If you work with large amounts of data being hosted on public clouds, homomorphic encryption (HE) is an extremely innovative idea to add security layers to your data while it is being hosted and processed on third-party servers. Basically, HE allows users to perform calculations on datasets while they are encrypted and stored on servers. For sensitive data applications, such as medical records or military operations, this is very important because they do not have to download and decrypt the data for performing calculations but can download the results to decrypt them. This prevents them from being vulnerable at any stage of data processing.
Homomorphic encryption as a research field is still in its infancy. A general concept of homomorphic encryption involves creating an encryption system that can be analyzed through cloud services. For example, if we need to process the addition of 1 and 2 to give us the result of 3, the data can be encrypted for 1 to represent 14 and 2 to represent 20. Then following a step of processing on the encrypted numbers 14 and 20 will give the result 80. This result of 80 can then be downloaded and then decrypted to provide the final answer, 3. The values 1, 2, and 3 are kept encrypted throughout the process until finally the result 80 can be decrypted by the one who holds the secret key to unlock it.
This work has been hailed by MIT as one of the groundbreaking discoveries of IBM, through Gentry, doing pioneering work in the area for cryptography. Initially, he presented the somewhat homomorphic encryption scheme, which could perform simple evaluations on ciphertexts. With the addition of bootstrapping, Gentry could handle the noise in the generated text and also contain the information on the processing functions to perform on the encrypted datasets. This paper, however, is an extension to Gentry’s previous work on a fully homomorphic encryption scheme targeting the initial research challenges of performance, correctness, and noise through extensive mathematical proofs and explanations.

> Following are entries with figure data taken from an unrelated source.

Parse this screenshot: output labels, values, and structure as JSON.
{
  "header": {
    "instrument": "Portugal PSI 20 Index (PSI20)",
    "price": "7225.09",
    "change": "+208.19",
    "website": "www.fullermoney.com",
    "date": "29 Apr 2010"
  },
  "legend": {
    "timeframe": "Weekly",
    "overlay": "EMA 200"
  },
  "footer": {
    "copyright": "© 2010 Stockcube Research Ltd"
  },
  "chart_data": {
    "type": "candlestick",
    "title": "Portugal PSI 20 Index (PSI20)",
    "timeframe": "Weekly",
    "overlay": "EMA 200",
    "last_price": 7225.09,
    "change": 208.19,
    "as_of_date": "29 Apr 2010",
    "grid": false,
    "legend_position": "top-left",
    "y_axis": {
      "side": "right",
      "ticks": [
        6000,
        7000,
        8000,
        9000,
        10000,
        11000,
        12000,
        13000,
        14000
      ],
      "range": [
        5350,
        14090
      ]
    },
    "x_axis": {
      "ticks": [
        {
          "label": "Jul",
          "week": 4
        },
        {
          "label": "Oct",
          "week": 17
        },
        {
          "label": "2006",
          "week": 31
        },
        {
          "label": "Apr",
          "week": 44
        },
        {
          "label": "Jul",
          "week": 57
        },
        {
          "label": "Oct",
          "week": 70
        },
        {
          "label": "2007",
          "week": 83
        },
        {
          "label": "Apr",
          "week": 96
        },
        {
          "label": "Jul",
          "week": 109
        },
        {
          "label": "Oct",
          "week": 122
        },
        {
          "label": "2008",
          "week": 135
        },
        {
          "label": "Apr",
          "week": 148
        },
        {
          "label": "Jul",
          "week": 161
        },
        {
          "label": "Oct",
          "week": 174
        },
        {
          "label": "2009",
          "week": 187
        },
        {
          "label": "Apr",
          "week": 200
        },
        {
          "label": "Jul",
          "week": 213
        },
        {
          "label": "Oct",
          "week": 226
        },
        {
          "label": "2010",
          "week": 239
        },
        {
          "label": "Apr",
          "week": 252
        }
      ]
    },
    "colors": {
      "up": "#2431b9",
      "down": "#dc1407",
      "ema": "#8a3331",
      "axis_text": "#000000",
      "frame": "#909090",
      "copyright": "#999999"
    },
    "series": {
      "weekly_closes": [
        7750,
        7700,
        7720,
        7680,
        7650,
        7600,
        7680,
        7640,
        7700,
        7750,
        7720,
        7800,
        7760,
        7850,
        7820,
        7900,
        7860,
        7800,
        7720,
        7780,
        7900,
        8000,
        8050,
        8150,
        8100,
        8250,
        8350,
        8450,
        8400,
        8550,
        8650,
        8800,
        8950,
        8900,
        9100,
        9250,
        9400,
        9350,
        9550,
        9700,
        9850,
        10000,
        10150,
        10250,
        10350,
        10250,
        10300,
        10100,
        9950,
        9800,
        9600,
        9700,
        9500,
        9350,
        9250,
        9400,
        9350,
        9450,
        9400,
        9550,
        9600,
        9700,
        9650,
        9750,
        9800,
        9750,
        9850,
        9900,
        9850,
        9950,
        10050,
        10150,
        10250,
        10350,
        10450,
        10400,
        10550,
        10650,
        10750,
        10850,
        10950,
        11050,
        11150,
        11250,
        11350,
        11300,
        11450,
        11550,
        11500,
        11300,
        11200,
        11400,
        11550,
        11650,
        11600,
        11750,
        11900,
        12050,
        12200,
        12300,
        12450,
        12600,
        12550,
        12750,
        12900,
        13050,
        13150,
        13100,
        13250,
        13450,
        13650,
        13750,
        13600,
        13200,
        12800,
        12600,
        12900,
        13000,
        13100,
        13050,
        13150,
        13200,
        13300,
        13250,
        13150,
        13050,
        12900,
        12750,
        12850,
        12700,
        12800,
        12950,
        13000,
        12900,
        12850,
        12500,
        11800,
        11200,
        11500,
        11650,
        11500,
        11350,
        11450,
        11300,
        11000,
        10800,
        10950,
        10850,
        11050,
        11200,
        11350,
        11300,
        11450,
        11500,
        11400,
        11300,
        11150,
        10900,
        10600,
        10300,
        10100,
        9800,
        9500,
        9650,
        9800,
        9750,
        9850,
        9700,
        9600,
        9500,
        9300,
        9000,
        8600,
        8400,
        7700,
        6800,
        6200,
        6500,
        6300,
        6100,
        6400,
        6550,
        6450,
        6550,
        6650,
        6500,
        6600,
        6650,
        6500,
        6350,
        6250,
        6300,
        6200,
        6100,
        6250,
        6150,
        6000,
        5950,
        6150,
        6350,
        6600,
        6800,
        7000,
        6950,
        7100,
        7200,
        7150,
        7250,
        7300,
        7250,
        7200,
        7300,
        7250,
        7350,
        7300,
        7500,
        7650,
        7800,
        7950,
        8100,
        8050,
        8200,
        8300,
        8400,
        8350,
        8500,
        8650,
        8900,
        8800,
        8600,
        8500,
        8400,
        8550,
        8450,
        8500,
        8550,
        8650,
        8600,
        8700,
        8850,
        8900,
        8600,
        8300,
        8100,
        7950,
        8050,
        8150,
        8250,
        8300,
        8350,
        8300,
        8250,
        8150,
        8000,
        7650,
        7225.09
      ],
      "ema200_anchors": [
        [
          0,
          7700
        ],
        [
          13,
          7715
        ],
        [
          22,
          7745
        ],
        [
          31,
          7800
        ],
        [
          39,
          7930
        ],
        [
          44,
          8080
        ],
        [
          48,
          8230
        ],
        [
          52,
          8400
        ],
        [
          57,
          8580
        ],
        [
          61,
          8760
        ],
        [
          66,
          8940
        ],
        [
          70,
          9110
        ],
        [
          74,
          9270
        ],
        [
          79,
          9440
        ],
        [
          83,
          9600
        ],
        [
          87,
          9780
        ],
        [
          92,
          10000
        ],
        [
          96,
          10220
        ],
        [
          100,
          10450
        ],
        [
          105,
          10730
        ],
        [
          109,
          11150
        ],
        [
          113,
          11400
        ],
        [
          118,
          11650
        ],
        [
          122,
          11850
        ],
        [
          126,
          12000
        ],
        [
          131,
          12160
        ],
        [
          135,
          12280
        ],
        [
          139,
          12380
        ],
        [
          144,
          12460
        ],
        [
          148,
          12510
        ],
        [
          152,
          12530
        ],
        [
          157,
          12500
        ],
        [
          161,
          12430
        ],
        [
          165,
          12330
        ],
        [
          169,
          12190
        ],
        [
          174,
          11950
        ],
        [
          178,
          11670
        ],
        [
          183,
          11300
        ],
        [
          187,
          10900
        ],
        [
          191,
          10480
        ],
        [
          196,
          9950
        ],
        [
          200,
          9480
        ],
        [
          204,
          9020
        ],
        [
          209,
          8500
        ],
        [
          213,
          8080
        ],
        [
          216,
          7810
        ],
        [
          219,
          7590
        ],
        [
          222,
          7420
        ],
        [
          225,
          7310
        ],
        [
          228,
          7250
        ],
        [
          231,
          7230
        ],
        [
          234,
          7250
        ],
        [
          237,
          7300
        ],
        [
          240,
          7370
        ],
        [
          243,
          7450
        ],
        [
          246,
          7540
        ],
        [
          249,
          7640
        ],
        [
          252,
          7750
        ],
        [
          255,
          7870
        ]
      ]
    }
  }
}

In cryptography, transforming a “secret” using a homomorphism puts the secret in a form that is easy to manipulate or store. After applying different specialized processing, we can reverse the homomorphism to recover the original secret. This paper discusses the proofs of algebraic transformations on big datasets and calculations on them.
This paper is a good place to start to study the research challenges and proofs for HE using the mathematical details of HE ring formations and the cryptography definitions of keys generated, public keys, bootstrapping, and ciphertexts.
The paper also discusses the proofs for the original technique of bootstrapping for addition and multiplication functions. It also contains the proofs and definitions of learning with errors and ring learning with errors. These are important problems to understand the fundamental research issues with HE affecting its performance of the lattice calculations.
In conclusion, it is necessary to understand the mathematical foundations and proofs of how HE research challenges can be handled, which will prove fundamental in generating practical implementations of the scheme for use with public cloud services.